Mario Draghi, the outgoing European Central Bank President, announced a host of stimulus measures in his final policy session to boost the euro area economy as the bank slashed the growth and inflation forecasts.
Policymakers reiterated the need for a highly accommodative stance of monetary policy for a prolonged period of time, Draghi said in his introductory statement.
The Governing Council was unanimous in its view that fiscal policy should become the main instrument to boost the euro area economy, he said.
There was clear majority in the Governing Council favoring the latest policy decisions, and the consensus was so broad that there was no need to take a vote, Draghi told reporters.
The decisions were taken in response to the continued shortfall of inflation with respect to the ECB’s aim of ‘below, but close to 2 percent’. Policymakers were concerned, particularly, about the re-anchoring of inflation expectations at a low level, Draghi said.
“Incoming information since the last Governing Council meeting indicates a more protracted weakness of the euro area economy, the persistence of prominent downside risks and muted inflationary pressures,” the ECB Chief said.
In its latest projections, released Thursday, the ECB staff cut the euro area inflation forecast for this year to 1.2 percent from 1.3 percent. The outlook for next year was slashed to 1 percent from 1.4 percent and the projection for 2021 was trimmed to 1.5 percent from 1.6 percent.
Eurozone growth forecast for this year was cut to 1.1 percent from 1.2 percent and the projection for next year was lowered to 1.2 percent from 1.4 percent. The 2021 growth outlook was retained at 1.4 percent.
Risks to the growth outlook remains tilted to the downside, the bank said.
Responding to questions, Draghi said the probability of a recession in the euro area remains very small, but has risen.
Rate-setters did not discuss any limit on any measures as there was headroom to go on for quite some time without such a discussion, Draghi said.
The ECB does not target exchange rates, the central bank chief reiterated.

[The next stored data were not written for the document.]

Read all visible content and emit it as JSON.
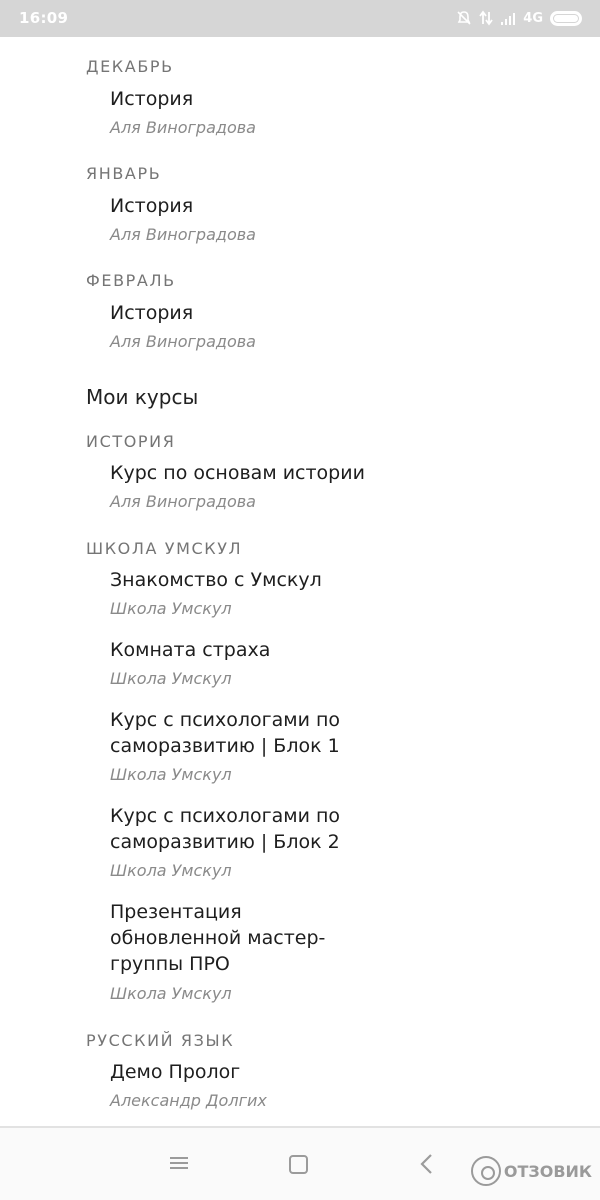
{
  "status_bar": {
    "time": "16:09",
    "network": "4G",
    "icons": [
      "bell-off-icon",
      "data-transfer-icon",
      "signal-icon",
      "battery-icon"
    ]
  },
  "schedule": [
    {
      "month": "ДЕКАБРЬ",
      "title": "История",
      "author": "Аля Виноградова"
    },
    {
      "month": "ЯНВАРЬ",
      "title": "История",
      "author": "Аля Виноградова"
    },
    {
      "month": "ФЕВРАЛЬ",
      "title": "История",
      "author": "Аля Виноградова"
    }
  ],
  "my_courses": {
    "title": "Мои курсы",
    "groups": [
      {
        "name": "ИСТОРИЯ",
        "items": [
          {
            "title": "Курс по основам истории",
            "author": "Аля Виноградова"
          }
        ]
      },
      {
        "name": "ШКОЛА УМСКУЛ",
        "items": [
          {
            "title": "Знакомство с Умскул",
            "author": "Школа Умскул"
          },
          {
            "title": "Комната страха",
            "author": "Школа Умскул"
          },
          {
            "title": "Курс с психологами по саморазвитию | Блок 1",
            "author": "Школа Умскул"
          },
          {
            "title": "Курс с психологами по саморазвитию | Блок 2",
            "author": "Школа Умскул"
          },
          {
            "title": "Презентация обновленной мастер-группы ПРО",
            "author": "Школа Умскул"
          }
        ]
      },
      {
        "name": "РУССКИЙ ЯЗЫК",
        "items": [
          {
            "title": "Демо Пролог",
            "author": "Александр Долгих"
          }
        ]
      }
    ]
  },
  "watermark": "ОТЗОВИК"
}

Draghi is set to hand over the reins to the outgoing International Monetary Fund Managing Director Christine Lagarde on October 31. The former French finance minister is set to inherit a host of unconventional policy measures the effectiveness of which are increasingly being doubted now.

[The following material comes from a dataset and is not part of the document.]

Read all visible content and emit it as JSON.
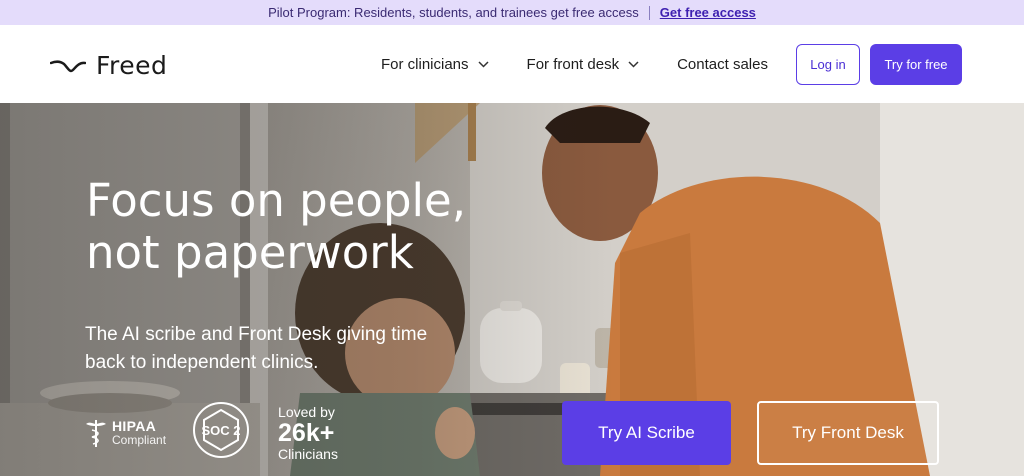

“The next president will carry out a strategic review together with the Governing Council,” Draghi said.
The new ECB stimulus package included a 10 basis points cut to the deposit rate to -0.50 percent, significant change in the wording of forward guidance on interest rates that removed the reference to any specific time period until which the bank expects rate to remain low.

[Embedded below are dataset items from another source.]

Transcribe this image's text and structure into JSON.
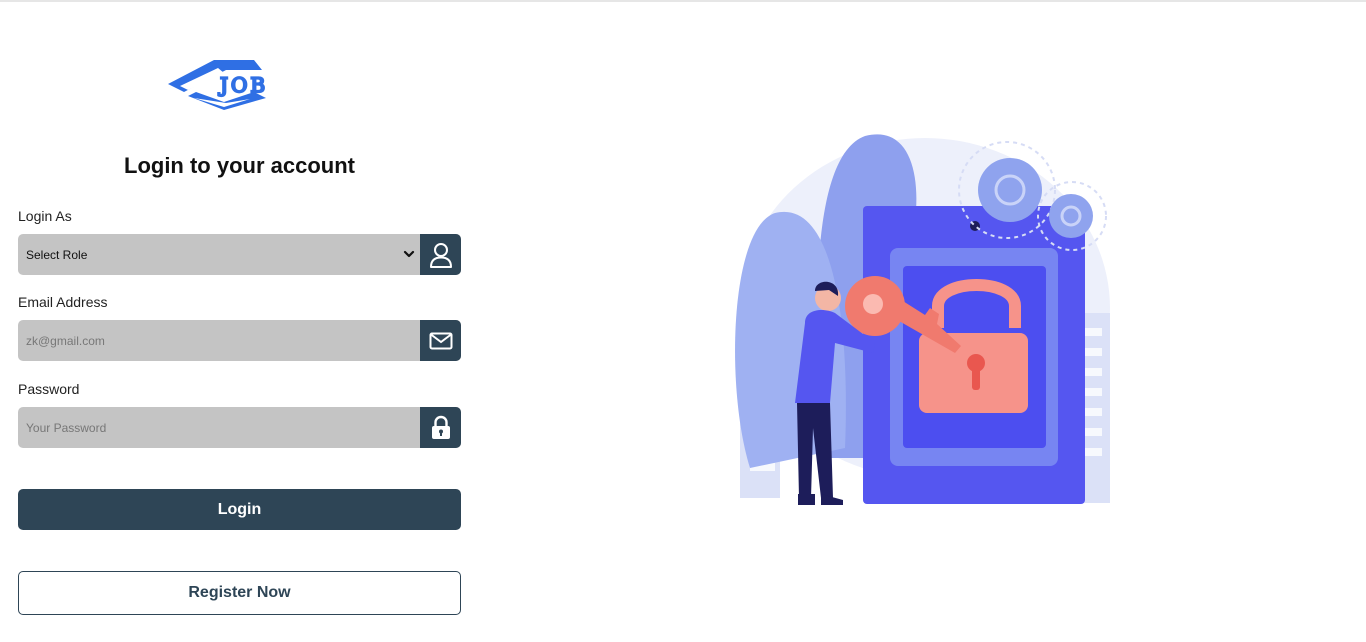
{
  "brand": {
    "logo_text": "JOB"
  },
  "form": {
    "title": "Login to your account",
    "role": {
      "label": "Login As",
      "value": "Select Role",
      "icon": "user-icon"
    },
    "email": {
      "label": "Email Address",
      "placeholder": "zk@gmail.com",
      "icon": "mail-icon"
    },
    "password": {
      "label": "Password",
      "placeholder": "Your Password",
      "icon": "lock-icon"
    },
    "login_label": "Login",
    "register_label": "Register Now"
  },
  "illustration": {
    "subject": "person-holding-key-unlocking-padlock"
  },
  "colors": {
    "primary": "#2e4556",
    "field_bg": "#c4c4c4",
    "logo_blue": "#2f6fe4",
    "illus_indigo": "#5556f0",
    "illus_salmon": "#f6938a"
  }
}
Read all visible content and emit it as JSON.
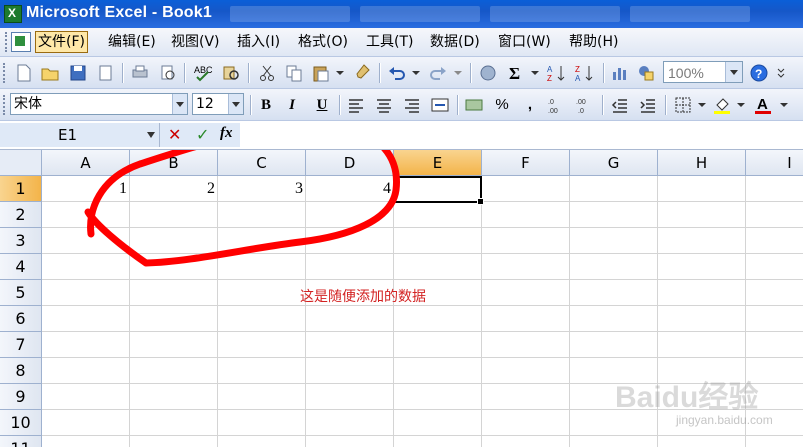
{
  "window": {
    "title": "Microsoft Excel - Book1"
  },
  "menubar": {
    "items": [
      {
        "label": "文件(F)",
        "active": true
      },
      {
        "label": "编辑(E)"
      },
      {
        "label": "视图(V)"
      },
      {
        "label": "插入(I)"
      },
      {
        "label": "格式(O)"
      },
      {
        "label": "工具(T)"
      },
      {
        "label": "数据(D)"
      },
      {
        "label": "窗口(W)"
      },
      {
        "label": "帮助(H)"
      }
    ]
  },
  "toolbar": {
    "zoom": "100%",
    "font_name": "宋体",
    "font_size": "12",
    "bold_label": "B",
    "italic_label": "I",
    "underline_label": "U",
    "percent_label": "%",
    "comma_label": ","
  },
  "formula_bar": {
    "name_box": "E1",
    "fx_label": "fx"
  },
  "sheet": {
    "columns": [
      "A",
      "B",
      "C",
      "D",
      "E",
      "F",
      "G",
      "H",
      "I"
    ],
    "rows": [
      "1",
      "2",
      "3",
      "4",
      "5",
      "6",
      "7",
      "8",
      "9",
      "10",
      "11"
    ],
    "row1_values": [
      "1",
      "2",
      "3",
      "4"
    ],
    "selected_cell": "E1",
    "note": "这是随便添加的数据"
  },
  "watermark": {
    "text": "Baidu经验",
    "url": "jingyan.baidu.com"
  },
  "colors": {
    "annotation_red": "#ff0000",
    "note_red": "#d32222",
    "selection_header": "#f3b44a"
  }
}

However, the bank continued to signal that interest rates can be lowered further. The ECB now wants the inflation convergence, to its near 2 percent target, to consistently reflect in underlying inflation trends to start considering tightening.
The bank is also set to restart its asset purchase programme, or APP, with monthly purchases of GBP 20 billion from November 1. The forward guidance on the same stated that the APP will end shortly before the bank starts raising the key interest rates.
The ECB had ended its massive EUR 2.6 trillion Asset Purchase Programme, which began in 2015, in December.
The central bank also changed the terms for its new TLTRO-III loans, announced in March and will begin this month, and extended their maturity to 3 years from 2.
As widely expected, the ECB also introduced a tiering system for reserve remuneration that will exempt part of banks’ excess liquidity holdings from the negative deposit facility rate.
“We are very concerned about the pension industry and related services,” Draghi said. “Negative rates are necessary instruments of monetary policy. It has created a lot of positive effects.”
Eurozone interest rates were raised last in July 2011 by 25 basis points and Draghi is set to be the only ECB chief thus far who did not raise interest rates.
The Italian economist also raised several eyebrows as he was bold enough to undertake several unconventional measures at the ECB, mainly asset purchases and negative interest rates, which were inconceivable in the euro area a few years ago.
Elsewhere on Thursday, US President Donald Trump expressed his displeasure at the ECB rate cut and blamed the US Federal Reserve for not lowering rates.
“European Central Bank, acting quickly, Cuts Rates 10 Basis Points. They are trying, and succeeding, in depreciating the Euro against the VERY strong Dollar, hurting U.S. exports…. And the Fed sits, and sits, and sits,” Trump said on Twitter.
“They get paid to borrow money, while we are paying interest!”